A few days ago, someone commented on my instagram photos thus: 'You make the people feel strong in many ways by your conviction and strength in seeing life despite having a disability'. What was expressed with all good intention annoyed me. Why does my photography of birds, flowers and portraits elicit inspiration? What is strong about images showing me in different places? And what is the fuss about conviction? Does this comment allude to the fact that I'm not hiding my disability? That I'm ‘brave enough to go out in daylight’? The latter comment indeed happened to me two years ago when a lady in her 40s came up and said, 'how brave, well done!' I was actually looking into a shop window and am still pondering over what could have been so brave about shopping.
Positive prejudice – as shown in the statements of inspiration, braveness etc. – is actually not positive. Because it generalises people, cements categories (that is, to be seen primarily through the lens of disability) and thus fosters new categories which can easily develop into stigmatization. What has my wheelchair (obviously perceived as the symbol of disability) to do with my photography? After all, other categories, such as my perceived whiteness, gender, class or academic status could also be applied to my textual production (as an author I consider photography inherently textual). But this rarely happens.
The gravest problem with the above quote, however, is the contrast being drawn between "strong/positive life" and "disability". As so often, this contrast is established with the word despite. I adore you despite your disability; I am really impressed how you're mastering all this despite your disability...you’re cool/beautiful/intelligent/active etc. despite your disability. One could add tons of other examples for this well-known line of argument. This contrast between a positive self and an unfortunate condition seems symptomatic for perceiving people with disabilities. Yet would anyone say to a Black person, ‘great that you're so smart despite you being Black?’ I doubt so, unless it is done by the Ku-Klux-Klan.
What I try to set against this argument is not a simple replacement of despite with because of.

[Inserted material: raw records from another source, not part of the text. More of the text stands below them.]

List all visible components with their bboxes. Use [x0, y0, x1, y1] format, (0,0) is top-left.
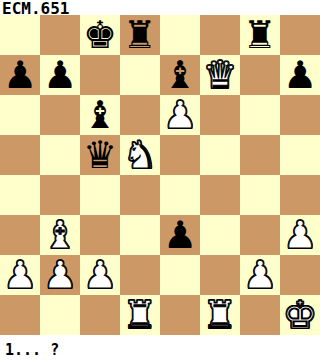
- black-bishop-c6[interactable]: ♝: [83, 95, 117, 135]
- square-e7[interactable]: ♝: [160, 55, 200, 95]
- black-bishop-e7[interactable]: ♝: [163, 55, 197, 95]
- square-f2[interactable]: [200, 255, 240, 295]
- move-prompt: 1... ?: [5, 341, 59, 359]
- square-a2[interactable]: ♟: [0, 255, 40, 295]
- white-pawn-c2[interactable]: ♟: [83, 255, 117, 295]
- square-a1[interactable]: [0, 295, 40, 335]
- black-pawn-e3[interactable]: ♟: [163, 215, 197, 255]
- square-b6[interactable]: [40, 95, 80, 135]
- square-a5[interactable]: [0, 135, 40, 175]
- square-f7[interactable]: ♛: [200, 55, 240, 95]
- square-e1[interactable]: [160, 295, 200, 335]
- square-d3[interactable]: [120, 215, 160, 255]
- square-e4[interactable]: [160, 175, 200, 215]
- square-e8[interactable]: [160, 15, 200, 55]
- square-c7[interactable]: [80, 55, 120, 95]
- square-e2[interactable]: [160, 255, 200, 295]
- white-knight-d5[interactable]: ♞: [123, 135, 157, 175]
- square-g5[interactable]: [240, 135, 280, 175]
- square-h7[interactable]: ♟: [280, 55, 320, 95]
- white-bishop-b3[interactable]: ♝: [43, 215, 77, 255]
- black-rook-g8[interactable]: ♜: [243, 15, 277, 55]
- square-g4[interactable]: [240, 175, 280, 215]
- square-g2[interactable]: ♟: [240, 255, 280, 295]
- square-b7[interactable]: ♟: [40, 55, 80, 95]
- square-f4[interactable]: [200, 175, 240, 215]
- white-king-h1[interactable]: ♚: [283, 295, 317, 335]
- square-e6[interactable]: ♟: [160, 95, 200, 135]
- square-h6[interactable]: [280, 95, 320, 135]
- square-c2[interactable]: ♟: [80, 255, 120, 295]
- square-g1[interactable]: [240, 295, 280, 335]
- square-c6[interactable]: ♝: [80, 95, 120, 135]
- square-c5[interactable]: ♛: [80, 135, 120, 175]
- black-pawn-h7[interactable]: ♟: [283, 55, 317, 95]
- white-rook-d1[interactable]: ♜: [123, 295, 157, 335]
- square-f6[interactable]: [200, 95, 240, 135]
- black-king-c8[interactable]: ♚: [83, 15, 117, 55]
- square-h4[interactable]: [280, 175, 320, 215]
- square-d8[interactable]: ♜: [120, 15, 160, 55]
- square-d1[interactable]: ♜: [120, 295, 160, 335]
- square-h2[interactable]: [280, 255, 320, 295]
- chess-board: ♚♜♜♟♟♝♛♟♝♟♛♞♝♟♟♟♟♟♟♜♜♚: [0, 15, 320, 335]
- white-rook-f1[interactable]: ♜: [203, 295, 237, 335]
- square-g3[interactable]: [240, 215, 280, 255]
- square-g6[interactable]: [240, 95, 280, 135]
- square-h1[interactable]: ♚: [280, 295, 320, 335]
- chess-puzzle-screen: ECM.651 ♚♜♜♟♟♝♛♟♝♟♛♞♝♟♟♟♟♟♟♜♜♚ 1... ?: [0, 0, 320, 360]
- white-pawn-e6[interactable]: ♟: [163, 95, 197, 135]
- square-d4[interactable]: [120, 175, 160, 215]
- white-pawn-a2[interactable]: ♟: [3, 255, 37, 295]
- square-c4[interactable]: [80, 175, 120, 215]
- square-c8[interactable]: ♚: [80, 15, 120, 55]
- square-g7[interactable]: [240, 55, 280, 95]
- square-f1[interactable]: ♜: [200, 295, 240, 335]
- black-queen-c5[interactable]: ♛: [83, 135, 117, 175]
- white-queen-f7[interactable]: ♛: [203, 55, 237, 95]
- square-b4[interactable]: [40, 175, 80, 215]
- square-b2[interactable]: ♟: [40, 255, 80, 295]
- square-a7[interactable]: ♟: [0, 55, 40, 95]
- square-d2[interactable]: [120, 255, 160, 295]
- black-pawn-a7[interactable]: ♟: [3, 55, 37, 95]
- square-h3[interactable]: ♟: [280, 215, 320, 255]
- square-d5[interactable]: ♞: [120, 135, 160, 175]
- square-a3[interactable]: [0, 215, 40, 255]
- square-c3[interactable]: [80, 215, 120, 255]
- square-h8[interactable]: [280, 15, 320, 55]
- square-f3[interactable]: [200, 215, 240, 255]
- square-b8[interactable]: [40, 15, 80, 55]
- white-pawn-h3[interactable]: ♟: [283, 215, 317, 255]
- black-rook-d8[interactable]: ♜: [123, 15, 157, 55]
- square-e5[interactable]: [160, 135, 200, 175]
- square-f8[interactable]: [200, 15, 240, 55]
- square-g8[interactable]: ♜: [240, 15, 280, 55]
- square-a4[interactable]: [0, 175, 40, 215]
- square-a6[interactable]: [0, 95, 40, 135]
- square-h5[interactable]: [280, 135, 320, 175]
- square-f5[interactable]: [200, 135, 240, 175]
- white-pawn-b2[interactable]: ♟: [43, 255, 77, 295]
- square-a8[interactable]: [0, 15, 40, 55]
- square-c1[interactable]: [80, 295, 120, 335]
- square-d7[interactable]: [120, 55, 160, 95]
- square-d6[interactable]: [120, 95, 160, 135]
- black-pawn-b7[interactable]: ♟: [43, 55, 77, 95]
- square-b5[interactable]: [40, 135, 80, 175]
- square-b1[interactable]: [40, 295, 80, 335]
- square-b3[interactable]: ♝: [40, 215, 80, 255]
- square-e3[interactable]: ♟: [160, 215, 200, 255]
- white-pawn-g2[interactable]: ♟: [243, 255, 277, 295]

This would be equally reductionist and I'm neither clever/dumb, good/bad, nor handsome/ugly etc. because of my disability. Instead I propose to use an active concept of pride. But in a sense there is an immanent contradiction between my critique of categorization and a concept of pride that relies on the category of disability perforce. I don't think it's effective to portray myself simply without the category in order to liberate myself from it. This, if taken as a consequential rule, would be an expression of shamefulness and would mean hiding something supposedly deficient. Instead, what I suggest is to be proud of disabilities in order to overcome stigmatizing categories. Hence to use categories in order to get rid off them.

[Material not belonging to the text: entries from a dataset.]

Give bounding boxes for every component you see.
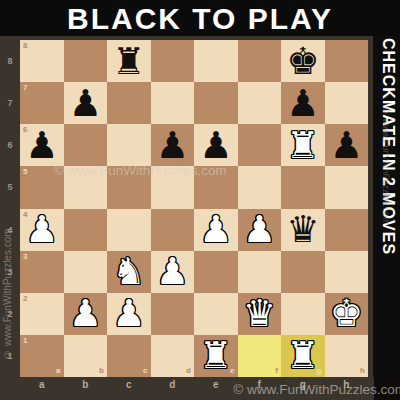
piece-white-pawn: ♟ [25,211,58,248]
square-g3[interactable] [281,251,325,293]
square-rank-label-4: 4 [23,211,27,219]
square-c7[interactable] [107,82,151,124]
piece-white-pawn: ♟ [112,295,145,332]
square-g8[interactable]: ♚ [281,40,325,82]
frame-file-label-f: f [238,379,282,399]
square-f5[interactable] [238,166,282,208]
square-f7[interactable] [238,82,282,124]
square-f2[interactable]: ♛ [238,293,282,335]
square-h2[interactable]: ♚ [325,293,369,335]
square-c1[interactable]: c [107,335,151,377]
square-file-label-b: b [99,367,104,375]
piece-white-rook: ♜ [286,337,319,374]
square-e5[interactable] [194,166,238,208]
square-b1[interactable]: b [64,335,108,377]
square-e7[interactable] [194,82,238,124]
frame-file-label-a: a [20,379,64,399]
square-h3[interactable] [325,251,369,293]
piece-black-rook: ♜ [112,43,145,80]
piece-white-pawn: ♟ [69,295,102,332]
square-e4[interactable]: ♟ [194,209,238,251]
square-c8[interactable]: ♜ [107,40,151,82]
piece-black-pawn: ♟ [25,127,58,164]
square-rank-label-5: 5 [23,168,27,176]
square-h4[interactable] [325,209,369,251]
frame-file-label-e: e [194,379,238,399]
piece-white-king: ♚ [330,295,363,332]
square-e1[interactable]: e♜ [194,335,238,377]
square-h8[interactable] [325,40,369,82]
square-g6[interactable]: ♜ [281,124,325,166]
square-e2[interactable] [194,293,238,335]
piece-black-pawn: ♟ [330,127,363,164]
piece-white-rook: ♜ [199,337,232,374]
square-b3[interactable] [64,251,108,293]
square-f4[interactable]: ♟ [238,209,282,251]
square-rank-label-6: 6 [23,126,27,134]
square-d6[interactable]: ♟ [151,124,195,166]
square-g7[interactable]: ♟ [281,82,325,124]
square-d1[interactable]: d [151,335,195,377]
square-h1[interactable]: h [325,335,369,377]
square-c3[interactable]: ♞ [107,251,151,293]
square-c2[interactable]: ♟ [107,293,151,335]
square-file-label-h: h [360,367,365,375]
square-b2[interactable]: ♟ [64,293,108,335]
banner-title: BLACK TO PLAY [67,2,333,36]
side-strip-checkmate-in-2: CHECKMATE IN 2 MOVES © www.FunWithPuzzle… [373,36,400,377]
square-g2[interactable] [281,293,325,335]
square-b6[interactable] [64,124,108,166]
chess-board: 8♜♚7♟♟6♟♟♟♜♟54♟♟♟♛3♞♟2♟♟♛♚1abcde♜fg♜h [20,40,368,377]
file-labels: abcdefgh [20,379,368,399]
square-h5[interactable] [325,166,369,208]
square-e6[interactable]: ♟ [194,124,238,166]
piece-black-pawn: ♟ [156,127,189,164]
square-rank-label-3: 3 [23,253,27,261]
square-a1[interactable]: 1a [20,335,64,377]
piece-black-queen: ♛ [286,211,319,248]
square-file-label-a: a [56,367,60,375]
piece-white-knight: ♞ [112,253,145,290]
square-rank-label-7: 7 [23,84,27,92]
square-b5[interactable] [64,166,108,208]
square-a3[interactable]: 3 [20,251,64,293]
square-file-label-e: e [230,367,234,375]
square-d5[interactable] [151,166,195,208]
square-a4[interactable]: 4♟ [20,209,64,251]
square-f6[interactable] [238,124,282,166]
square-d7[interactable] [151,82,195,124]
banner-black-to-play: BLACK TO PLAY [0,0,400,38]
square-g4[interactable]: ♛ [281,209,325,251]
square-d4[interactable] [151,209,195,251]
square-rank-label-8: 8 [23,42,27,50]
square-c5[interactable] [107,166,151,208]
square-rank-label-1: 1 [23,337,27,345]
square-a8[interactable]: 8 [20,40,64,82]
square-h7[interactable] [325,82,369,124]
square-d3[interactable]: ♟ [151,251,195,293]
piece-black-pawn: ♟ [199,127,232,164]
square-b7[interactable]: ♟ [64,82,108,124]
square-f8[interactable] [238,40,282,82]
piece-black-pawn: ♟ [69,85,102,122]
square-h6[interactable]: ♟ [325,124,369,166]
square-g5[interactable] [281,166,325,208]
piece-black-king: ♚ [286,43,319,80]
square-e3[interactable] [194,251,238,293]
watermark-left: © www.FunWithPuzzles.com [2,60,13,360]
square-e8[interactable] [194,40,238,82]
square-f1[interactable]: f [238,335,282,377]
square-c6[interactable] [107,124,151,166]
frame-file-label-g: g [281,379,325,399]
square-b4[interactable] [64,209,108,251]
square-a2[interactable]: 2 [20,293,64,335]
frame-file-label-d: d [151,379,195,399]
piece-black-pawn: ♟ [286,85,319,122]
frame-file-label-c: c [107,379,151,399]
square-d8[interactable] [151,40,195,82]
watermark-right: © www.FunWithPuzzles.com [381,106,391,366]
square-a7[interactable]: 7 [20,82,64,124]
square-file-label-c: c [143,367,147,375]
square-file-label-g: g [317,367,322,375]
square-rank-label-2: 2 [23,295,27,303]
piece-white-queen: ♛ [243,295,276,332]
square-b8[interactable] [64,40,108,82]
piece-white-pawn: ♟ [243,211,276,248]
frame-file-label-h: h [325,379,369,399]
frame-file-label-b: b [64,379,108,399]
square-file-label-d: d [186,367,191,375]
square-file-label-f: f [275,367,278,375]
square-d2[interactable] [151,293,195,335]
square-c4[interactable] [107,209,151,251]
square-a6[interactable]: 6♟ [20,124,64,166]
square-a5[interactable]: 5 [20,166,64,208]
square-g1[interactable]: g♜ [281,335,325,377]
square-f3[interactable] [238,251,282,293]
piece-white-rook: ♜ [286,127,319,164]
piece-white-pawn: ♟ [199,211,232,248]
piece-white-pawn: ♟ [156,253,189,290]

To be sure, pride can be a disgusting utterance if it carries hegemonic claims. National pride, white pride etc. are excluding and harmful concepts. But these are different forms of pride from the one I'm referring to. Disability pride is neither harmful nor hegemonic. It is also more than having come to grips with a situation. It exceeds the state of having accepted a status quo and it celebrates the very status not as a rigid category but as part of a dynamic and positive whole. To be proud of my disability means to not treat it as alien or worthy of judgment but to treat it as positive: I love life, I participate in life, I like wheelchair racing, I like adventures etc. etc. Using a wheelchair is fun and exciting and not principally frustrating – and never a pity. I perceive my disability as a basic human condition that should not be stripped off its dignity and its many pleasures and opportunities it has to offer.
In this sense, I understand disability pride as an antinormative project. A project that makes visible the processes of ableist privilege (also called ableism) that organize the world along the needs of non-disabled people and that systematically exclude people with disabilities from participation in life. Prejudice is part of the many ways how ableism can form. This includes, inter alia, paternalism (i.e., to know what is best for people with disabilities); mercy and charity; victimization; negation of agency, self-determination, the ambition to cure etc. And here it becomes where I feel the urge to set notions of pride against prejudice. Not to exclude, reduce, identify or include, but to reclaim my humanity, self-determination and sovereignty.
I hope this clarifies some things. Some, certainly not all, photos can be read as echoing pride. This is not always intended. Not every text is political. But authors can hardly influence, let alone control, their recipients' interpretations. So let's have an eye on the tag #disabilitypride and see what happens.